Mexican President Andres Manuel Lopez Obrador has proposed a referendum on possible corruption charges against five of his predecessors. The Supreme Court will decide whether it is constitutional.
Mexican President Andres Manuel Lopez Obrador on Tuesday appealed to the Senate for a referendum on whether to prosecute five of his predecessors over allegations that include graft.
Speaking at his daily press conference, Lopez said that Mexicans should decide whether the five former presidents — Carlos Salinas, Ernesto Zedillo, Vicente Fox, Felipe Calderon and Enrique Pena Nieto — should stand trial.

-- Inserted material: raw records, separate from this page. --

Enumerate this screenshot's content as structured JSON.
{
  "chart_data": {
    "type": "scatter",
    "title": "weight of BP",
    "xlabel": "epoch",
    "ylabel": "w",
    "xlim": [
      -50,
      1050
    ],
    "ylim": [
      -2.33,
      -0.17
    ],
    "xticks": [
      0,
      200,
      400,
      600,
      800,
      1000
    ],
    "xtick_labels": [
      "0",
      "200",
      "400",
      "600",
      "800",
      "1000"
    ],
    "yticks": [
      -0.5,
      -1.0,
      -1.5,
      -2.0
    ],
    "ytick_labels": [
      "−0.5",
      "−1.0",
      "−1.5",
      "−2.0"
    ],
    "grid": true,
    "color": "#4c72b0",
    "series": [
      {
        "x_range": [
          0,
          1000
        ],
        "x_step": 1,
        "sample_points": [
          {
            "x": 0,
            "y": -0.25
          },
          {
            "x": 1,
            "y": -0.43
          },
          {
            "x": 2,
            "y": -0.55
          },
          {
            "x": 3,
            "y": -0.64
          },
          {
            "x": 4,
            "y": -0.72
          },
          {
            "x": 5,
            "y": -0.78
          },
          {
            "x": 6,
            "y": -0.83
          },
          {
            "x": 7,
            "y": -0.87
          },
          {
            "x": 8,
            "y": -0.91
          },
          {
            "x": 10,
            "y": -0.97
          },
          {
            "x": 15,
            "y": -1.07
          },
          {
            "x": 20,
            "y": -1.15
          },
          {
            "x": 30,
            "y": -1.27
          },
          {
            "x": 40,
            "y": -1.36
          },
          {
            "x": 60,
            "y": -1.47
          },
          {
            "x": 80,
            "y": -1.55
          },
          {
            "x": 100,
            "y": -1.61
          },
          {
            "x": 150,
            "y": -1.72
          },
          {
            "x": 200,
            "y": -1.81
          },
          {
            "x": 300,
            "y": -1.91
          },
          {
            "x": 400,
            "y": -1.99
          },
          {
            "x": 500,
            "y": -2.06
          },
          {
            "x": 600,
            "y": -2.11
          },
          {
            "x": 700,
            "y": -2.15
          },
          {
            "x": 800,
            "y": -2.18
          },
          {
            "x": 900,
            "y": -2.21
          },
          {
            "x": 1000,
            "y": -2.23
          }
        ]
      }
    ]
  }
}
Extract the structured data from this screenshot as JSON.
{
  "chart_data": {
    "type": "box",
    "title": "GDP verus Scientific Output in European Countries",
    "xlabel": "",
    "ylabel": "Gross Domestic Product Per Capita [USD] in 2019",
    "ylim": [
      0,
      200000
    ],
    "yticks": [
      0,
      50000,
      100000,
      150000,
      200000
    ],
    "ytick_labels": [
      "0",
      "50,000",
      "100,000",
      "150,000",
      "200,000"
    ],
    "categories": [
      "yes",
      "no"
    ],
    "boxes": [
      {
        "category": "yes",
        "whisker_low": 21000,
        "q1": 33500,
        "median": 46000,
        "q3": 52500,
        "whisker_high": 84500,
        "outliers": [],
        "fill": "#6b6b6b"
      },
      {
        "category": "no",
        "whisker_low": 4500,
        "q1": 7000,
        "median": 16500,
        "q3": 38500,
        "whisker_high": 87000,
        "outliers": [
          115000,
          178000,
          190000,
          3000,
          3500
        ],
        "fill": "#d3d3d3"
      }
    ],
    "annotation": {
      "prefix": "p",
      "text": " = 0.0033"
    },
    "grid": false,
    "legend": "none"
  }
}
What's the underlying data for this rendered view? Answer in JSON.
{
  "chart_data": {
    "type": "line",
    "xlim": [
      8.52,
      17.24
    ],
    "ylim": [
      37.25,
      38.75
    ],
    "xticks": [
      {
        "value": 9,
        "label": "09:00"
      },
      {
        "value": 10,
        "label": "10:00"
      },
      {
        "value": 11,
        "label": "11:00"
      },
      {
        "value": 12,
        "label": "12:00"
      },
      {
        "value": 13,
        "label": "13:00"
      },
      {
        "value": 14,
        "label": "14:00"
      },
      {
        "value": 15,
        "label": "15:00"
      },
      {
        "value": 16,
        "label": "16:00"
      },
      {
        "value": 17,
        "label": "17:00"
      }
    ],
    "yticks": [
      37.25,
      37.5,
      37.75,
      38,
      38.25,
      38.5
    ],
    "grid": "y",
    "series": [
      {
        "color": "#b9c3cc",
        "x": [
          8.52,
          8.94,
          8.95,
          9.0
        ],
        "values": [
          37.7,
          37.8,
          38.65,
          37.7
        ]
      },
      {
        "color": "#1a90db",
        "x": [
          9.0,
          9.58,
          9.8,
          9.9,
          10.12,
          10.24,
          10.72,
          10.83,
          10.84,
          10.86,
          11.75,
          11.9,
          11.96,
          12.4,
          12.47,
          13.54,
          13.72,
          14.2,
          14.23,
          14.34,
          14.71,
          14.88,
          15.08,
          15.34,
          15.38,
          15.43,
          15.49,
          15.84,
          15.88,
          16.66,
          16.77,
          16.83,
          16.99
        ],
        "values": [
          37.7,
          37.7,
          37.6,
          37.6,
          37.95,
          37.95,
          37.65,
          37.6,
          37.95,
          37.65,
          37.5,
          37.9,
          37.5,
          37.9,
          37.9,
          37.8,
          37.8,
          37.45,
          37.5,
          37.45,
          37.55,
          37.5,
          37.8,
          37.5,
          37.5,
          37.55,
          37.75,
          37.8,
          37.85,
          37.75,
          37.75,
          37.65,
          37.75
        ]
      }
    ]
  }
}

He accused them of presiding over "excessive concentration of wealth, monumental losses to the treasury, privatization of public property and widespread corruption," blaming their neoliberal policies.
Calderon reacted by saying Lopez Obrador "is mistaking the Republic for a Roman Circus."

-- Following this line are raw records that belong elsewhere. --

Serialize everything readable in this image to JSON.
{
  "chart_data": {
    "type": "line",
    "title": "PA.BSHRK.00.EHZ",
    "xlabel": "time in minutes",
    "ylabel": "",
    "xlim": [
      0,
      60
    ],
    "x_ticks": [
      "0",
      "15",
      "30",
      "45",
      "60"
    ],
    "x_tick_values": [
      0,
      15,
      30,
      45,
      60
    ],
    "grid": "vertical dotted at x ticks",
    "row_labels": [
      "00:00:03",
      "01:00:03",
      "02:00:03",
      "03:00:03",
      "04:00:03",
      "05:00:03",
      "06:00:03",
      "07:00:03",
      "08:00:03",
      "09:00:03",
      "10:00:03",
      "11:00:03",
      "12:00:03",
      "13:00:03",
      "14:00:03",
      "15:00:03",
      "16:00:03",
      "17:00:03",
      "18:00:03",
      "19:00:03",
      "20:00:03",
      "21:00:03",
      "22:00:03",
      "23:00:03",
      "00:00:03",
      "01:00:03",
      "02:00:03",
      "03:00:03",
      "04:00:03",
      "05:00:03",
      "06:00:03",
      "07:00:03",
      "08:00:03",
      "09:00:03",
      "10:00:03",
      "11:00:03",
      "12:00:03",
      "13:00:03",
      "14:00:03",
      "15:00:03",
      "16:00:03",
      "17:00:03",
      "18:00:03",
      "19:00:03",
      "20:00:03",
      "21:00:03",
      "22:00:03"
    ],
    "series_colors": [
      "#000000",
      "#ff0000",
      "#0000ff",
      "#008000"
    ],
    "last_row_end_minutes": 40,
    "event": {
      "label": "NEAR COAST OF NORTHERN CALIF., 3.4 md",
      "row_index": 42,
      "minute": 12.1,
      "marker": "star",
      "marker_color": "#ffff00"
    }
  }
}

"Instead of going to the prosecution with evidence, he asks the crowd whether to convict or pardon innocents, showing a thumb up or down," he wrote on Twitter. "A setback to thousands of years of justice."
Mexican law gives the president the right to request a referendum. The Supreme Court then decides whether it is constitutional.
Lopez Obrador proposed the referendum be held on June 6, 2021 to coincide with legislative elections.
The ex-boss of the state oil company Pemex, Emilio Lozoya, named Pena Nieto, Calderon and Salinas during his corruption trial linked to Brazilian construction giant Odebrecht.
Mexico is considered among the world's most corrupt countries, ranking 130 out of 180 in Transparency International's Corruption Perceptions Index.
The left-wing populist Lopez Obrador, who came to power in 2018, has vowed to end corruption in the country and has called on his predecessors to testify in court.